Alguno de estos últimos quizás saque plaza. En Doña Manolita toca siempre, igual que en Sort (en cuya administración La Bruixa d,Or se vende algunos años uno de cada cinco décimos de la lotería de Navidad), o igual que le tocaba siempre a Carlos Fabra, que no es que fuera un hombre con mucha suerte sino con mucho dinero y muy negro. Es pura matemática.
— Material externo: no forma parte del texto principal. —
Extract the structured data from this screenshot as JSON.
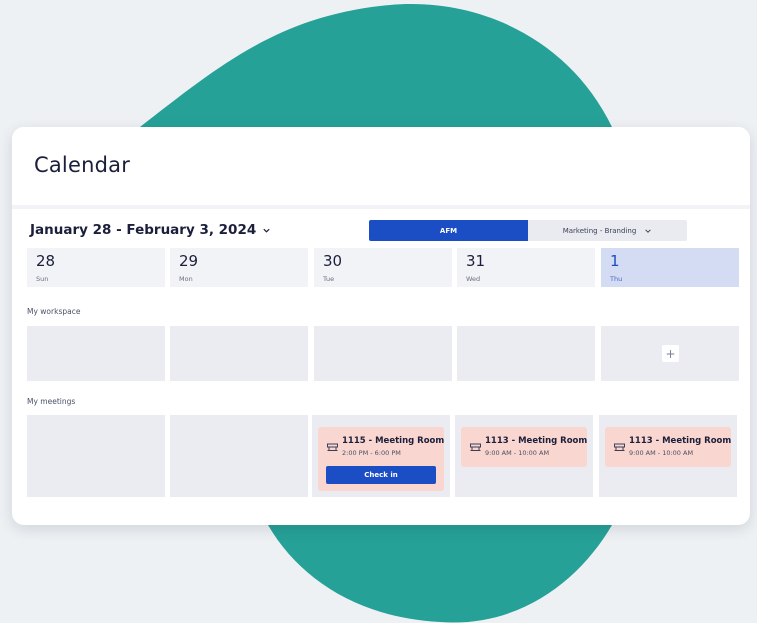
{
  "colors": {
    "blob": "#26a197",
    "primary": "#1b4dc4",
    "meeting_bg": "#f9d6cf",
    "active_day_bg": "#d3dcf2"
  },
  "page": {
    "title": "Calendar"
  },
  "toolbar": {
    "date_range": "January 28 - February 3, 2024",
    "segments": {
      "first": "AFM",
      "second": "Marketing - Branding"
    }
  },
  "days": [
    {
      "num": "28",
      "name": "Sun"
    },
    {
      "num": "29",
      "name": "Mon"
    },
    {
      "num": "30",
      "name": "Tue"
    },
    {
      "num": "31",
      "name": "Wed"
    },
    {
      "num": "1",
      "name": "Thu"
    }
  ],
  "workspace": {
    "label": "My workspace",
    "add_label": "+"
  },
  "meetings": {
    "label": "My meetings",
    "items": [
      {
        "title": "1115 - Meeting Room",
        "time": "2:00 PM - 6:00 PM",
        "action": "Check in"
      },
      {
        "title": "1113 - Meeting Room",
        "time": "9:00 AM - 10:00 AM"
      },
      {
        "title": "1113 - Meeting Room",
        "time": "9:00 AM - 10:00 AM"
      }
    ]
  }
}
A algunos de quienes esperan en la cola de Doña Manolita les tocará la lotería, otros tendrán un infarto, o un accidente, a alguno puede incluso que le parta un rayo: las posibilidades de esto último, de hecho son, estadísticamente, las mismas de que les caiga el gordo.
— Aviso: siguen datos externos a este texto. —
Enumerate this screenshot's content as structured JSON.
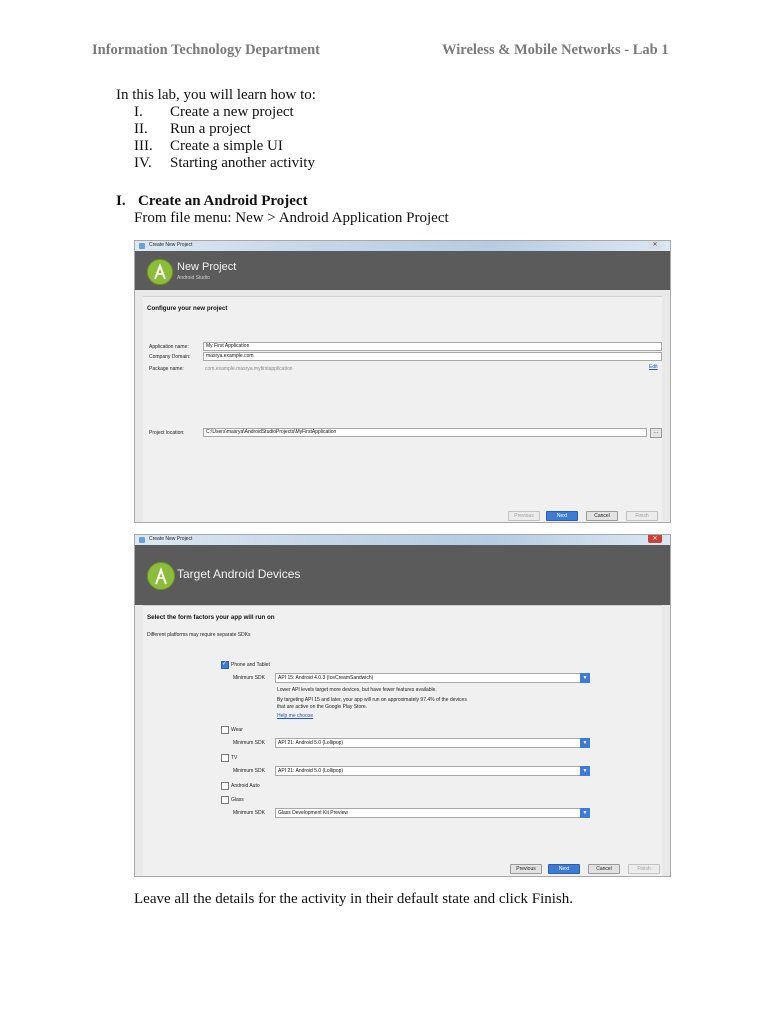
{
  "header": {
    "left": "Information Technology Department",
    "right": "Wireless & Mobile Networks - Lab 1"
  },
  "intro": "In this lab, you will learn how to:",
  "toc": [
    {
      "num": "I.",
      "text": "Create a new project"
    },
    {
      "num": "II.",
      "text": "Run a project"
    },
    {
      "num": "III.",
      "text": "Create a simple UI"
    },
    {
      "num": "IV.",
      "text": "Starting another activity"
    }
  ],
  "section": {
    "num": "I.",
    "title": "Create an Android Project"
  },
  "instruction": "From file menu: New > Android Application Project",
  "shot1": {
    "window_title": "Create New Project",
    "close": "✕",
    "banner_title": "New Project",
    "banner_sub": "Android Studio",
    "heading": "Configure your new project",
    "app_name_label": "Application name:",
    "app_name_value": "My First Application",
    "domain_label": "Company Domain:",
    "domain_value": "masrya.example.com",
    "package_label": "Package name:",
    "package_value": "com.example.masrya.myfirstapplication",
    "edit": "Edit",
    "location_label": "Project location:",
    "location_value": "C:\\Users\\masrya\\AndroidStudioProjects\\MyFirstApplication",
    "browse": "...",
    "buttons": {
      "previous": "Previous",
      "next": "Next",
      "cancel": "Cancel",
      "finish": "Finish"
    }
  },
  "shot2": {
    "window_title": "Create New Project",
    "close": "✕",
    "banner_title": "Target Android Devices",
    "heading": "Select the form factors your app will run on",
    "note": "Different platforms may require separate SDKs",
    "phone_label": "Phone and Tablet",
    "min_sdk_label": "Minimum SDK",
    "phone_sdk": "API 15: Android 4.0.3 (IceCreamSandwich)",
    "info1": "Lower API levels target more devices, but have fewer features available.",
    "info2": "By targeting API 15 and later, your app will run on approximately 97.4% of the devices",
    "info3": "that are active on the Google Play Store.",
    "help": "Help me choose",
    "wear_label": "Wear",
    "wear_sdk": "API 21: Android 5.0 (Lollipop)",
    "tv_label": "TV",
    "tv_sdk": "API 21: Android 5.0 (Lollipop)",
    "auto_label": "Android Auto",
    "glass_label": "Glass",
    "glass_sdk": "Glass Development Kit Preview",
    "arrow": "▼",
    "buttons": {
      "previous": "Previous",
      "next": "Next",
      "cancel": "Cancel",
      "finish": "Finish"
    }
  },
  "outro": "Leave all the details for the activity in their default state and click Finish."
}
La lotería toca mucho también en barrios obreros, o con muchos inmigrantes, barrios asolados por el paro, la pobreza energética… Lo dirán el día del sorteo en los telediarios (bueno, en vez de barrio dirán barriadas) y al presentador le temblará emocionado la voz y después esta recobrará su temperatura habitual y contará en un tono de máquina expendedora que alguien a quien iban a desahuciar se ha suicidado, o que ha habido otro motín en un CIE o que un futbolista causa baja por la rotura de un ligamento cruzado anterior para el partido del siglo que se juega cada fin de semana…
La cola, mientras tanto, en Doña Manolita, sigue avanzando lentamente. A quienes esperan en ella la vida se les va en una respiración vaporosa y blanca con la que construyen castillos y chalets adosados en el aire. Cuando uno compra un boleto de la lotería en realidad es eso lo que compra. Durante unas semanas es milloginario, o sea millonario imaginario. Y administrador de cuentas. Y filántropo. “Si os tocara la lotería ¿qué haríais?”, pregunta cuando se junta a cenar con unos amigos. Y algunos cubrirían agujeros (y cuando los escucha uno piensa qué tipo de agujeros son esos, ¿agujeros negros?) y otros se harían trotamundos (con VISA oro), y todos se vuelven repentinamente espléndidos, y dicen que por supuesto repartirían entre sus familia y sus amistades, pero casi inmediatamente empiezan a hacer mentalmente listas negras y categorías, “¿Juantxo es amigo o solo conocido?”…
Y así pasa la mañana, en la madrileña calle del Carmen, con la suerte agazapada entre tiendas de pijamas y de telefonía móvil y cafeterías que huelen a churro y gitanas con ramitas de romero que, bajo la lluvia sucia, leen la buenaventura, pero no saben a qué número le caerá el gordo, mi alma.